La gente del pueblo suele verlo pasar, montado en su burro, camino al monte, a donde va a buscar leña para ayudar a su papá. A la tardecita, cuando vuelve de allí, todos se divierten escuchando las historias que inventa. “¿Y chango? ¿Quí ha visto hoy en el monte?”, le pregunta alguno. Y entonces, el chico detiene su burro, y empieza a contarles sobre los indios. Les dice que él es muy amigo de la tribu que vive en el monte y que incluso el cacique le ha dicho que un día, él, Gerardito, tendrá un gran regalo. Que ellos, los indios, saben ser agradecidos con quienes les brindan amistad sin interés. Luego, Gerardito sigue camino a su casa, soñando sus sueños de zonzo, mientras todos sacuden la cabeza, porque saben que hace siglos que no queda ni un solo indio en el monte. “Si será bueno pal verso el changuito”, sonríen. Otro día cuenta que ha visto un “farol” frente a una cueva del monte, y cuando todos le advierten que puede ser una “luz mala”, un alma en pena, Gerardito responde convencido: “No, si esas cosas no existen. Ese farol lo han plantau los indios pa mí. Me lo hai dicho el cacique”.
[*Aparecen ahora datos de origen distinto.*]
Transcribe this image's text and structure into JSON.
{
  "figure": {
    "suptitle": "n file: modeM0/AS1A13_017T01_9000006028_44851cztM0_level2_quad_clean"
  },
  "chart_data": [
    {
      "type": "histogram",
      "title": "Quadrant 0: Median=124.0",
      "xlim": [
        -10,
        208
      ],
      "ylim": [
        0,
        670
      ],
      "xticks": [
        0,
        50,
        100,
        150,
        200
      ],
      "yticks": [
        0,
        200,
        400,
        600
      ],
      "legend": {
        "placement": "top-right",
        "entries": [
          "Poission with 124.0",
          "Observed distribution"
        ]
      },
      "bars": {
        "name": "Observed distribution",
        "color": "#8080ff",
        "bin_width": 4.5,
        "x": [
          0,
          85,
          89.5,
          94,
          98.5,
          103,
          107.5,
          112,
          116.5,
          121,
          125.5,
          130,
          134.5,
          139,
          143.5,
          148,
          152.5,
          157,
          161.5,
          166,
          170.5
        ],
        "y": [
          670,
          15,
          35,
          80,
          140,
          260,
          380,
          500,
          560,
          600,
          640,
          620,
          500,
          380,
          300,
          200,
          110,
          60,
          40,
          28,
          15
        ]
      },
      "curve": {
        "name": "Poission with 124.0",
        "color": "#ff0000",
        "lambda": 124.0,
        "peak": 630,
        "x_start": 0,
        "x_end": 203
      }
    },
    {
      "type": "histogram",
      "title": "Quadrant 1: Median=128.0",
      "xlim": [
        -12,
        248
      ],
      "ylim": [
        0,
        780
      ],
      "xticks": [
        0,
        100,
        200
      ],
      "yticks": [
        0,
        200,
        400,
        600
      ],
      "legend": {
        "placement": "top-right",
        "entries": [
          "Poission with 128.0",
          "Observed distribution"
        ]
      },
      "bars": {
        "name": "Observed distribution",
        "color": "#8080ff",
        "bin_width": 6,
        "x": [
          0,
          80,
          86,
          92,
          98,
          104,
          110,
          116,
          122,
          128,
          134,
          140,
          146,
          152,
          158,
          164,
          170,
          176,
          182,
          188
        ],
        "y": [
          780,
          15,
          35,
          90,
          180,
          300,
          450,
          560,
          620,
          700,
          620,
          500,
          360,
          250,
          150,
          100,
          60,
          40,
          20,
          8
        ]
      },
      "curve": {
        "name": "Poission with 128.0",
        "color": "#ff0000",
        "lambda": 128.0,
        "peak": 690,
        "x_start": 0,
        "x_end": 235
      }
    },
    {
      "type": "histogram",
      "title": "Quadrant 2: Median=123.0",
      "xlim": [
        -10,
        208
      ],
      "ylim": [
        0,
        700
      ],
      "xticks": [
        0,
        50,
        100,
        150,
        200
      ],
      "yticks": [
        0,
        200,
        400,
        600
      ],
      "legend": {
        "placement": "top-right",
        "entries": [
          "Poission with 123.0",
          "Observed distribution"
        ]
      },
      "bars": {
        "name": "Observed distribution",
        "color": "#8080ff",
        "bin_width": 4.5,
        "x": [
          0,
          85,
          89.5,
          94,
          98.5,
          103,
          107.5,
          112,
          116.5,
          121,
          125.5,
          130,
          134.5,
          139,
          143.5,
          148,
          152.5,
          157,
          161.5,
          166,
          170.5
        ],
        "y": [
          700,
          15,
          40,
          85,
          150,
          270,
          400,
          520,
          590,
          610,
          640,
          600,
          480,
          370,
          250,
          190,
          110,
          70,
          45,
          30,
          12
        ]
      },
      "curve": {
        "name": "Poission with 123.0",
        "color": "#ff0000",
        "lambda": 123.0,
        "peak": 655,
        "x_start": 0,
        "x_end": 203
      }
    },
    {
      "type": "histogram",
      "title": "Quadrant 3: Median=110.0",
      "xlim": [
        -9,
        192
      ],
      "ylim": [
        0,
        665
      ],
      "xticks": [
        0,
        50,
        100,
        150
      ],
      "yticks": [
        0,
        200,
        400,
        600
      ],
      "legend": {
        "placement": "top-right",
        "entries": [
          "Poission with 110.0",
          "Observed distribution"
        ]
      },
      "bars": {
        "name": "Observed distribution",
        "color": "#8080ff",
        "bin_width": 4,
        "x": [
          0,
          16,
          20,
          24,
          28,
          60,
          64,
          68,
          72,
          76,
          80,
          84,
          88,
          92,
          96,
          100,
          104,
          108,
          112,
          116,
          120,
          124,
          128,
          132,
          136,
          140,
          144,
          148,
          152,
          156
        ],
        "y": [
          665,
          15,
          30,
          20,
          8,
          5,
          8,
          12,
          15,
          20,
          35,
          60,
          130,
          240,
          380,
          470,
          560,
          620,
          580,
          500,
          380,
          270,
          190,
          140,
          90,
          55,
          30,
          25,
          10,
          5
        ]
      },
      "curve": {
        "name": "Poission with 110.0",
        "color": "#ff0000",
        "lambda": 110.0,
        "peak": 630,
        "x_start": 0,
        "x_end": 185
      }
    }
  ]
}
Hasta que una tarde llega Gerardito del monte, alborotado, gritando: “¡Mi lo han dau, mi lo han dau!”. Y aunque viene inquieto, marcha con los ojos fijos en la callecita que lleva a su casa. Tan reconcentrado va, que ignora por completo a la gente del pueblo, que le pregunta qué pasa, a qué viene tanto barullo.
Llega el zonzo a su casa, llamando a gritos a “la mama”. Doña Ernestina deja de envolver las humitas y sale a recibir a su hijo, que carga con esfuerzo un chuico manchado de tierra y tiempo. “¡Mire mama, mire lo que le he traido! ¡Ya no va a tener que trabajar más, mama!”, dice Gerardito y estrella el chuico contra el suelo del patio. Y Doña Ernestina, sin poder salir de su asombro ante la pila de monedas de oro que tiene a sus pies, apenas atina a preguntar: “¡¿Pero di ande has sacau esto, m’ijo?!”. El niño sonríe, orgulloso: “Los indios, mama, mi lo han dau los indios. Es el regalo”. Ríe el zonzo, feliz por la alegría de su mama. Ríe Gerardito. Y desde entonces, ya nadie se ríe de él.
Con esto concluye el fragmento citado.